Jacques Poitras is the provincial affairs reporter for CBC News in New Brunswick. He co-authors a blog about provincial politics at http://www.cbc.ca/nb/blogs/spinreduxit/  Before joining the CBC, he spent more than six years at the New Brunswick Telegraph-Journal. He is the author of two books, The Right Fight: Bernard Lord and the Conservative Dilemma and Beaverbrook: A Shattered Legacy. He has taught part-time at STU since 2007.

 

 

 

 

Mark Tunney

Mark Tunney

Mark Tunney has been a creative force in the New Brunswick media for 25 years, with stints as a columnist, reporter and editor at the Telegraph-Journal and as a producer, reporter and documentary maker at CBC-Radio. In the summer of 2008, he helped produce the CBC-Radio national summer show “Alien Nation.”

“I’m a product guy. I never assume anyone is compelled to read or listen to what I have to say; from its opening lines, the product has to be compelling. If I can make people laugh, cry, maybe think a little, I feel I’ve done my job.”

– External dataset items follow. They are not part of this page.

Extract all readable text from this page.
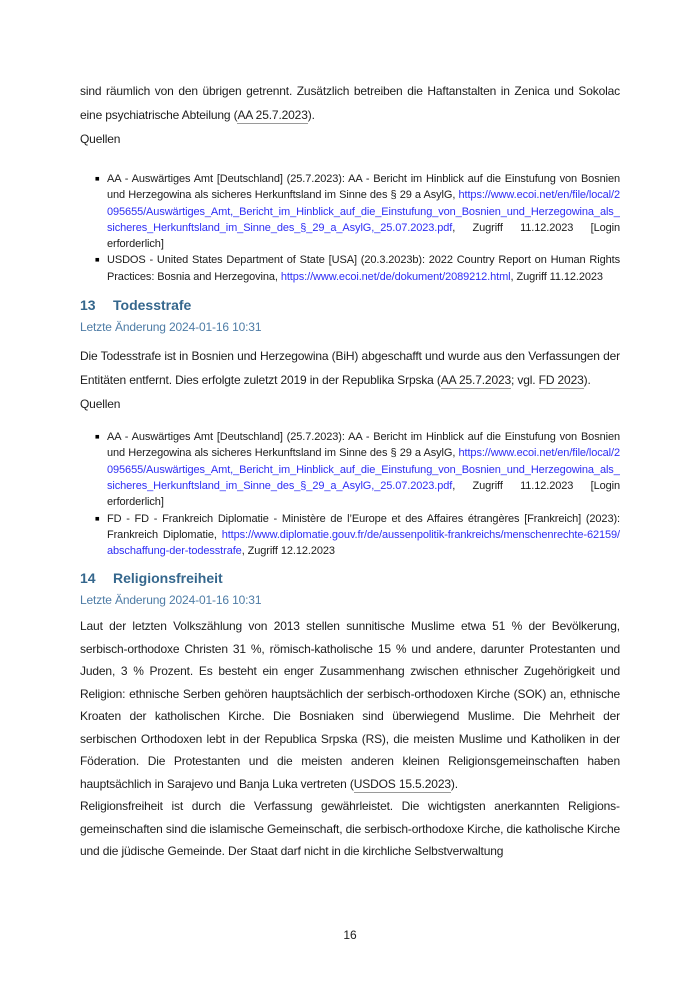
sind räumlich von den übrigen getrennt. Zusätzlich betreiben die Haftanstalten in Zenica und Sokolac eine psychiatrische Abteilung (AA 25.7.2023).

Quellen

■ AA - Auswärtiges Amt [Deutschland] (25.7.2023): AA - Bericht im Hinblick auf die Einstufung von Bosnien und Herzegowina als sicheres Herkunftsland im Sinne des § 29 a AsylG, https://www.ecoi.net/en/file/local/2095655/Auswärtiges_Amt,_Bericht_im_Hinblick_auf_die_Einstufung_von_Bosnien_und_Herzegowina_als_sicheres_Herkunftsland_im_Sinne_des_§_29_a_AsylG,_25.07.2023.pdf, Zugriff 11.12.2023 [Login erforderlich]
■ USDOS - United States Department of State [USA] (20.3.2023b): 2022 Country Report on Human Rights Practices: Bosnia and Herzegovina, https://www.ecoi.net/de/dokument/2089212.html, Zugriff 11.12.2023
13 Todesstrafe

Letzte Änderung 2024-01-16 10:31

Die Todesstrafe ist in Bosnien und Herzegowina (BiH) abgeschafft und wurde aus den Verfassungen der Entitäten entfernt. Dies erfolgte zuletzt 2019 in der Republika Srpska (AA 25.7.2023; vgl. FD 2023).

Quellen

■ AA - Auswärtiges Amt [Deutschland] (25.7.2023): AA - Bericht im Hinblick auf die Einstufung von Bosnien und Herzegowina als sicheres Herkunftsland im Sinne des § 29 a AsylG, https://www.ecoi.net/en/file/local/2095655/Auswärtiges_Amt,_Bericht_im_Hinblick_auf_die_Einstufung_von_Bosnien_und_Herzegowina_als_sicheres_Herkunftsland_im_Sinne_des_§_29_a_AsylG,_25.07.2023.pdf, Zugriff 11.12.2023 [Login erforderlich]
■ FD - FD - Frankreich Diplomatie - Ministère de l’Europe et des Affaires étrangères [Frankreich] (2023): Frankreich Diplomatie, https://www.diplomatie.gouv.fr/de/aussenpolitik-frankreichs/menschenrechte-62159/abschaffung-der-todesstrafe, Zugriff 12.12.2023
14 Religionsfreiheit

Letzte Änderung 2024-01-16 10:31

Laut der letzten Volkszählung von 2013 stellen sunnitische Muslime etwa 51 % der Bevölkerung, serbisch-orthodoxe Christen 31 %, römisch-katholische 15 % und andere, darunter Protestanten und Juden, 3 % Prozent. Es besteht ein enger Zusammenhang zwischen ethnischer Zugehörigkeit und Religion: ethnische Serben gehören hauptsächlich der serbisch-orthodoxen Kirche (SOK) an, ethnische Kroaten der katholischen Kirche. Die Bosniaken sind überwiegend Muslime. Die Mehrheit der serbischen Orthodoxen lebt in der Republica Srpska (RS), die meisten Muslime und Katholiken in der Föderation. Die Protestanten und die meisten anderen kleinen Religionsgemeinschaften haben hauptsächlich in Sarajevo und Banja Luka vertreten (USDOS 15.5.2023).

Religionsfreiheit ist durch die Verfassung gewährleistet. Die wichtigsten anerkannten Religionsgemeinschaften sind die islamische Gemeinschaft, die serbisch-orthodoxe Kirche, die katholische Kirche und die jüdische Gemeinde. Der Staat darf nicht in die kirchliche Selbstverwaltung

16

He now teaches radio and print journalism at St. Thomas University and works as a freelance journalist. He lives in Saint John with his wife and three teenaged children.

 

 

Pat Richard
Pat Richard

 

Pat has 30 years experience working as News Cameraperson/Editor  throughout Atlantic Canada, Quebec, and the eastern United States for ATV(CTV)News(1979-1999) &  CBC(1999-present).  He’s been the Technical Advisor to the Journalism Programme since 2006 and is married to Hélène Côté.  Pat still dabbles in still photography and putters around in his 1967 VW Beetle.